By Garrett Rudolph
Innovation has always fascinated me, and it’s one of the aspects that I enjoy about publishing a business magazine and being a part of the cannabis industry.
Because it’s been a black market endeavor for so long, the business of growing and selling marijuana hasn’t changed all that much in the past few decades prior to legalization. Now, with nearly half the country allowing medical marijuana, four states legalizing recreational cannabis, a majority of Americans supporting full legalization and the federal government seriously considering the removal of marijuana from Schedule I of the Controlled Substances Act, the creative process can really get ramped up.
For the first time in our lifetime, it’s probably safe for people to openly invest time and money into products geared specifically for cannabis.
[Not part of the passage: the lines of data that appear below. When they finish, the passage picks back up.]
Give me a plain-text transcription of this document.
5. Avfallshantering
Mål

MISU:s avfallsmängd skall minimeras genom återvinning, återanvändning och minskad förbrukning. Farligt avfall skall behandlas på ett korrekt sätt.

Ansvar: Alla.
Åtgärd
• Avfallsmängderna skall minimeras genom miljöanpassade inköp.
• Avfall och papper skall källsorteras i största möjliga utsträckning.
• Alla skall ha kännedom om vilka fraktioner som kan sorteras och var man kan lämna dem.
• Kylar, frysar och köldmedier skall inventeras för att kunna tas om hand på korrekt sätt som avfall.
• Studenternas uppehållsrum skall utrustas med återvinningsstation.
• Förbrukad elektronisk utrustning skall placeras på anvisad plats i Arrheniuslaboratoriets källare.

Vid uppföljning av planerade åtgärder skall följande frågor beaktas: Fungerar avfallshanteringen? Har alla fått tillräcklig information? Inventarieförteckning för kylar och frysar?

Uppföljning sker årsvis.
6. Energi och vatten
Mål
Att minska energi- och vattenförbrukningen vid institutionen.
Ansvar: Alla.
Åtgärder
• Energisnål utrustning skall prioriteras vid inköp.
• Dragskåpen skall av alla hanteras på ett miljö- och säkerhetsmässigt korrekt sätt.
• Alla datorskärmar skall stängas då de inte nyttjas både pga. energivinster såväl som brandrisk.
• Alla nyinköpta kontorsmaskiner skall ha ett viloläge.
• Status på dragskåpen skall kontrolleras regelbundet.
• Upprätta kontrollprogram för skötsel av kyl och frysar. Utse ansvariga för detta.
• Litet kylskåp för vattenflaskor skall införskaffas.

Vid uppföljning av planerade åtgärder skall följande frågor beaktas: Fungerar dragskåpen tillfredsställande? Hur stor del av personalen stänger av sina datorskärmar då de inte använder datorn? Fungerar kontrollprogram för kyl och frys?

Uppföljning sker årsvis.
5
The impact that will have is hard to predict, but I think it’s pretty safe to say that within the next couple years, we will see inventions — both large and small — that will revolutionize the cannabis industry.
In 1793, Eli Whitney invented the mechanical cotton gin, and it changed the entire cotton economy.
Somebody or something is likely to come along and do the same for cannabis, although in this case, it will probably be many different inventions rather than one singular game-changer.
You’re already starting to see it.
LED lights, for example, have been getting better and better for years. It won’t be long before a light is developed — be it LED, plasma or some as of yet unknown technology — that will be as energy-efficient and long-lasting as current LEDs, with the initial cost and reliable yield production of high-intensity discharge lighting.
Trimming machines have been getting better and cheaper.
Packaging options — obviously not a concern for the black market — are going to see a tremendous rise.
I’ve been talking with some people in Eastern Washington who believe they have created a hydroponic system that they believe will be a game-changer.
From the consumer side of things, the rise of vape pens are a classic example of new technology quickly capturing a share of the market. For several decades, smoking weed largely came in joint, pipe and bong varieties. Now, the methods of consumption feel limitless, further opening the possibility for cannabis to be enjoyed by people who are against smoking.
To me, greenhouses are largely an untapped gold mine for cannabis. Warehouse cultivation was the best option for decades because growers had to be invisible. Greenhouse manufacturers have been developing high-tech facilities for tomatoes and ornamentals for ages. Now, they’ll be able to dial in exactly what would work best for cannabis growers, providing the ultimate best of both worlds between indoor and outdoor cultivation.
There are probably hundreds of products that are used in traditional farming and agriculture that can be adapted to the cannabis market. In some cases, the manufacturers might not want their product to be affiliated with an illegal drug. In other cases, people might not have put two and two together yet.
But it’s only a matter of time. Those companies that shunned marijuana will eventually come around, or watch their competitors take a larger share of the market. And eventually somebody from the traditional agriculture industry is going to look at a tool or a piece of software and have that proverbial light bulb go off.
Of course there’s a potential downside of any technological progress.
Whitney’s masterpiece was considered a secondary cause of the Civil War, as it fueled the need for more and more manual labor and further entrenched the south in slavery.
While I doubt very strongly any cannabis-related inventions will lead to bloodshed, there may be a point in the near future where tedious tasks like hand trimming and harvesting are figments of the past.
To me, that’s a bridge we’ll cross when we get there.